A number of our users have been suffering from a nasty bug recently, which I’ve finally figured out the cause of:
Discourse uses two cookies for storing data about a user’s session: an authentication token cookie (which determines who is logged in) and a session store cookie (which holds encrypted data about a user’s session). I’ve been storing data about a user’s Mozilla IAM session within the session cookie.
Unfortunately, there’s an inconsistency with the expiry dates of the cookies: the session cookie is set to clear at the end of a browser session, whereas the token cookie is set to expire a month from the last rotation (which happens regularly while a user is logged in). So, if the browser’s session is cleared, the token cookie persists - so a user remains logged into discourse - but the session cookie is cleared - meaning the extra IAM data is also cleared, and so some users (NDA/staff) get logged out because their authentication method isn’t deemed sufficiently secure.
I feel a bit silly for misinterpreting the session store as being within the context of a Discourse session and not a browser session.
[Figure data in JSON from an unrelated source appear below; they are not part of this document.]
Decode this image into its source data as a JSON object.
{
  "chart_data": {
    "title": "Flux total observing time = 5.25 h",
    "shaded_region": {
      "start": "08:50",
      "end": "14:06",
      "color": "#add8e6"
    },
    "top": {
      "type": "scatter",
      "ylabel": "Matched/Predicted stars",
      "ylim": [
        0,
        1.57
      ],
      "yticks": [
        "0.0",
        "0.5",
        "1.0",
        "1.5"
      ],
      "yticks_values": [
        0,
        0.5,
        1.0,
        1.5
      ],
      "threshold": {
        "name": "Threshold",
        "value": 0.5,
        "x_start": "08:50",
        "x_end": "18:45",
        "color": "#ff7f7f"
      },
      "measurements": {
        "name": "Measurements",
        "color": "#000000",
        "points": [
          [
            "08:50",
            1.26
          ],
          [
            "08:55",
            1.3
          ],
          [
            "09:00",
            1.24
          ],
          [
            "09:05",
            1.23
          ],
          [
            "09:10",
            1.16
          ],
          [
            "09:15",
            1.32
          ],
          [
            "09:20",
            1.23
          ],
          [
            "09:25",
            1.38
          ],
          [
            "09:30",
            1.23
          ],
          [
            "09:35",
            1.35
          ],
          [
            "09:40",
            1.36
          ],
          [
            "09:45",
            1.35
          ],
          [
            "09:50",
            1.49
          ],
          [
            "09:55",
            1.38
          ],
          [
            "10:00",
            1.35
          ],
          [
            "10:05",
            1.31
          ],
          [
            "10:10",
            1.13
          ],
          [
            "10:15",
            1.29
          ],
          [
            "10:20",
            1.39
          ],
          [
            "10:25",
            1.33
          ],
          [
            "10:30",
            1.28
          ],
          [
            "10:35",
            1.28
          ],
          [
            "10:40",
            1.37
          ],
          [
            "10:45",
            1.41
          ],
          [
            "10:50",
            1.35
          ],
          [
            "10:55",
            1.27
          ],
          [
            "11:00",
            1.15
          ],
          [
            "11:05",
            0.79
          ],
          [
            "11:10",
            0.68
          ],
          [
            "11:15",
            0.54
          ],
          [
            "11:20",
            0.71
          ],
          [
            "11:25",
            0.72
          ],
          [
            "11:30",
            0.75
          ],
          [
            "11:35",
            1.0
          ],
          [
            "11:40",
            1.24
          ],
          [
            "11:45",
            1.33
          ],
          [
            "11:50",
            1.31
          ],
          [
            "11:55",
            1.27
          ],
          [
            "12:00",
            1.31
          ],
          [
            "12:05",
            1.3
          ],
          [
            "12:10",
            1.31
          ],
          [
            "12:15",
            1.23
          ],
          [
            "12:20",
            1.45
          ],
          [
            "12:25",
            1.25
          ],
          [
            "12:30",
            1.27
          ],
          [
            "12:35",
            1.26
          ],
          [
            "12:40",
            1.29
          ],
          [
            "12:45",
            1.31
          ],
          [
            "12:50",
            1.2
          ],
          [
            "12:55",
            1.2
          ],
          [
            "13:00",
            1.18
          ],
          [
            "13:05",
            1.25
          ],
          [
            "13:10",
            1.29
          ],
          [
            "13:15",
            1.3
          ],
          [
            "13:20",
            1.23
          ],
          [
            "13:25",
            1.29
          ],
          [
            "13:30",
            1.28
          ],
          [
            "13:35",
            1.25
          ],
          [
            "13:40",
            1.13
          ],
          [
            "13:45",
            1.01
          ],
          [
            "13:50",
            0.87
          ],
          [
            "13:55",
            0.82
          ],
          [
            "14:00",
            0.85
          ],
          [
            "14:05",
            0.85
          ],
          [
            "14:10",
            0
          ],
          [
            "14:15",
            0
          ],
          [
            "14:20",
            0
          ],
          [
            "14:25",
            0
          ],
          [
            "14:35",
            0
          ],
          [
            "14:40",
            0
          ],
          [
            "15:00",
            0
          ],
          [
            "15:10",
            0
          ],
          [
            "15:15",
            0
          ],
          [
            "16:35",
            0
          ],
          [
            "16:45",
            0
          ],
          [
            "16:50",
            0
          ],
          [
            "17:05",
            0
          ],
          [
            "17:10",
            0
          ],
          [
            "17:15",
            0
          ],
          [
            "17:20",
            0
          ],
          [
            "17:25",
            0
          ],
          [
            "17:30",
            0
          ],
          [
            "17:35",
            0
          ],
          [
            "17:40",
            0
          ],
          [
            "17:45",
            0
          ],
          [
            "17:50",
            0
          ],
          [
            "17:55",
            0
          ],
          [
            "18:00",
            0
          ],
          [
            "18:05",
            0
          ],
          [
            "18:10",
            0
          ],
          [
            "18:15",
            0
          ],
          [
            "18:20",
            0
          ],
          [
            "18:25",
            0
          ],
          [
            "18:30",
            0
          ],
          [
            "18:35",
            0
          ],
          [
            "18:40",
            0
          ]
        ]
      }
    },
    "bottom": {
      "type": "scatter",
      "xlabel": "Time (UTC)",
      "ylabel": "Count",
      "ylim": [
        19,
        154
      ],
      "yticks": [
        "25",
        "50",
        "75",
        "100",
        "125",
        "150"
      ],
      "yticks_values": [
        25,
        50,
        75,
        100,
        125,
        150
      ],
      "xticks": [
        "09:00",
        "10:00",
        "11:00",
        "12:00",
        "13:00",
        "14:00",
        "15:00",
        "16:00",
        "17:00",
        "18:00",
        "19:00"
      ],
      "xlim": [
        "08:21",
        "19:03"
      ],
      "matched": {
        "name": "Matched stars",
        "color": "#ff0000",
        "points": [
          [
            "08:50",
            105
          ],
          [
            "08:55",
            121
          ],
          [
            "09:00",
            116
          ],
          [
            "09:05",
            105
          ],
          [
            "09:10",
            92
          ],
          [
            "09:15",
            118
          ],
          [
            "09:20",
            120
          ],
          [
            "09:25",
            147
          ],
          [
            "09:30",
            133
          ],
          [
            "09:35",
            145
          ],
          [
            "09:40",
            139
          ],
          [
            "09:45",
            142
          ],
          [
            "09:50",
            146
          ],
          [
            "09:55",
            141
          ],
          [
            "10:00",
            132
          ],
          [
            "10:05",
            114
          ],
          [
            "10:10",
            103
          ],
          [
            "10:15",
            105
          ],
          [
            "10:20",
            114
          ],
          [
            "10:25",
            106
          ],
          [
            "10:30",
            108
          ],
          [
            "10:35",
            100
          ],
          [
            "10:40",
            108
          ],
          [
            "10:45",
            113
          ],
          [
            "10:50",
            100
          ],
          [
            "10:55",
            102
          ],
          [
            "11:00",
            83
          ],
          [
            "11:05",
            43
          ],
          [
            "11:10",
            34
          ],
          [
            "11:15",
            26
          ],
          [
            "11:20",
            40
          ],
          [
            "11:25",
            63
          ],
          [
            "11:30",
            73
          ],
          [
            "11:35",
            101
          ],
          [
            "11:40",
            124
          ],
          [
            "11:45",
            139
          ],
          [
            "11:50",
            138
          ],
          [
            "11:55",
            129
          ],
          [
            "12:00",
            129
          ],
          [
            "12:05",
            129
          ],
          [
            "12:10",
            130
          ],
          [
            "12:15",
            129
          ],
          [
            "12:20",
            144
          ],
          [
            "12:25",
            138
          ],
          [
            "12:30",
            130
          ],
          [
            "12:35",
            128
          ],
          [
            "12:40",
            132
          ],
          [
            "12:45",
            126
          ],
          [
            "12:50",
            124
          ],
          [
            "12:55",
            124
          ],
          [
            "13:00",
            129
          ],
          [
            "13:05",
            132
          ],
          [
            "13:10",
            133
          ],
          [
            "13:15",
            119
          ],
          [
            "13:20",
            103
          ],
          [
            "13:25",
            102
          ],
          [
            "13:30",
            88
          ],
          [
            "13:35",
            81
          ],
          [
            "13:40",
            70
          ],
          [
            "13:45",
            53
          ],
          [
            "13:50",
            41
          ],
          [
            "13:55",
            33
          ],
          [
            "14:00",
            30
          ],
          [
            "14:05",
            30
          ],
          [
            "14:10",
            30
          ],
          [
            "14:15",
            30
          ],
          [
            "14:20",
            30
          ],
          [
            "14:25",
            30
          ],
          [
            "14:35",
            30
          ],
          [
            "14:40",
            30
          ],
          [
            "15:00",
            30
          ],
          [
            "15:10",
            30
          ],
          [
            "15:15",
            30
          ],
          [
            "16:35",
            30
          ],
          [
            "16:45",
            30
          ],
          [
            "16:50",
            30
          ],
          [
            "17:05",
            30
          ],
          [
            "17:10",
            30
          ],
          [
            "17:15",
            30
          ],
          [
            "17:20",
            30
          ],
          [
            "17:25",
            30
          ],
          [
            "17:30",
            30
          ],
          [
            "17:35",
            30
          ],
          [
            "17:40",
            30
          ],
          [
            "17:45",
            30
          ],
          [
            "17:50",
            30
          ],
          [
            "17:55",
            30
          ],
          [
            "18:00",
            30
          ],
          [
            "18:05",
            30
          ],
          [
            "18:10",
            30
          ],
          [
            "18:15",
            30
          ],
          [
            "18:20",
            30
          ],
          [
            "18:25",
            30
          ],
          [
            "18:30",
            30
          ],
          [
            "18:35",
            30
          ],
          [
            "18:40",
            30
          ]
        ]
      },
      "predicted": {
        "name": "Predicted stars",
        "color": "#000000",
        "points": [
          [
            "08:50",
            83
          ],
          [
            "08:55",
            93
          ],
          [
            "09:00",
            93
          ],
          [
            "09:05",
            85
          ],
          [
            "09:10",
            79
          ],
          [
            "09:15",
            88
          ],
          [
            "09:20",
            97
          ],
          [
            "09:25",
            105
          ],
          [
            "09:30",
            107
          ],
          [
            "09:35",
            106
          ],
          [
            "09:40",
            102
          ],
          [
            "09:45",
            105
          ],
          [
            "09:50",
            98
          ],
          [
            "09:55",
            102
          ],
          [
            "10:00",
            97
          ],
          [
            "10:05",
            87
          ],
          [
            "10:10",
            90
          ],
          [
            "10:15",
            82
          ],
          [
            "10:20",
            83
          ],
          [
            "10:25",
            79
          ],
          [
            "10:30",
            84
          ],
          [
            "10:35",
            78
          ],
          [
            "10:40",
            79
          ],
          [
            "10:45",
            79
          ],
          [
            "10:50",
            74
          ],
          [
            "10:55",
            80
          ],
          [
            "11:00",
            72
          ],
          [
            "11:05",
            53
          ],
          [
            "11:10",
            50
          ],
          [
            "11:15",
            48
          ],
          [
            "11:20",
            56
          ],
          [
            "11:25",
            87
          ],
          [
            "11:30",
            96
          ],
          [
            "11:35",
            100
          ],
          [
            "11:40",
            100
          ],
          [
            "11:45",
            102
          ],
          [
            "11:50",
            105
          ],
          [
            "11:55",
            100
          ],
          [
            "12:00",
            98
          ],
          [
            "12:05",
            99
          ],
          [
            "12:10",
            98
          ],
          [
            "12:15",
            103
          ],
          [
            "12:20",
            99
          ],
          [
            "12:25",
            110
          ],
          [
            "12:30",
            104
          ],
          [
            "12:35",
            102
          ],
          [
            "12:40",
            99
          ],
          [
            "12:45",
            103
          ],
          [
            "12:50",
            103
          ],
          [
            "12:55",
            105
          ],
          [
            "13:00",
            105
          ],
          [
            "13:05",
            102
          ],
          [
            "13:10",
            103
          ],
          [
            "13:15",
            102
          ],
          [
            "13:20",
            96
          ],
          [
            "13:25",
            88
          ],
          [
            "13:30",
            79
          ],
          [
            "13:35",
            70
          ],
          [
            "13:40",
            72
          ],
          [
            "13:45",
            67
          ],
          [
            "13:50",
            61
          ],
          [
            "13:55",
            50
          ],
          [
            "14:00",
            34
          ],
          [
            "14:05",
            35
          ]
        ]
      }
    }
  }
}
But, with it storing data for that kind of session, there isn’t any simple method for storing arbitrary data about a user’s Discourse session for as long as they are logged in with that session.
At least I hope there isn’t (aside from some horrendous monkey patching of the UserAuthToken
class) I spent quite a while when developing this originally trying to find if there was such a method.
Could we add something like a JSON column to the UserAuthToken
class, and logic to persist it across refreshes? This also had the added benefit of making it super easy for plugins to extend the “Recently Used Devices” user preferences section with their own data (like, in my case, whether a user used 2FA to log in with that session).
What are people’s thoughts. Have I missed something obvious? I’m happy to submit a PR adding this functionality if not.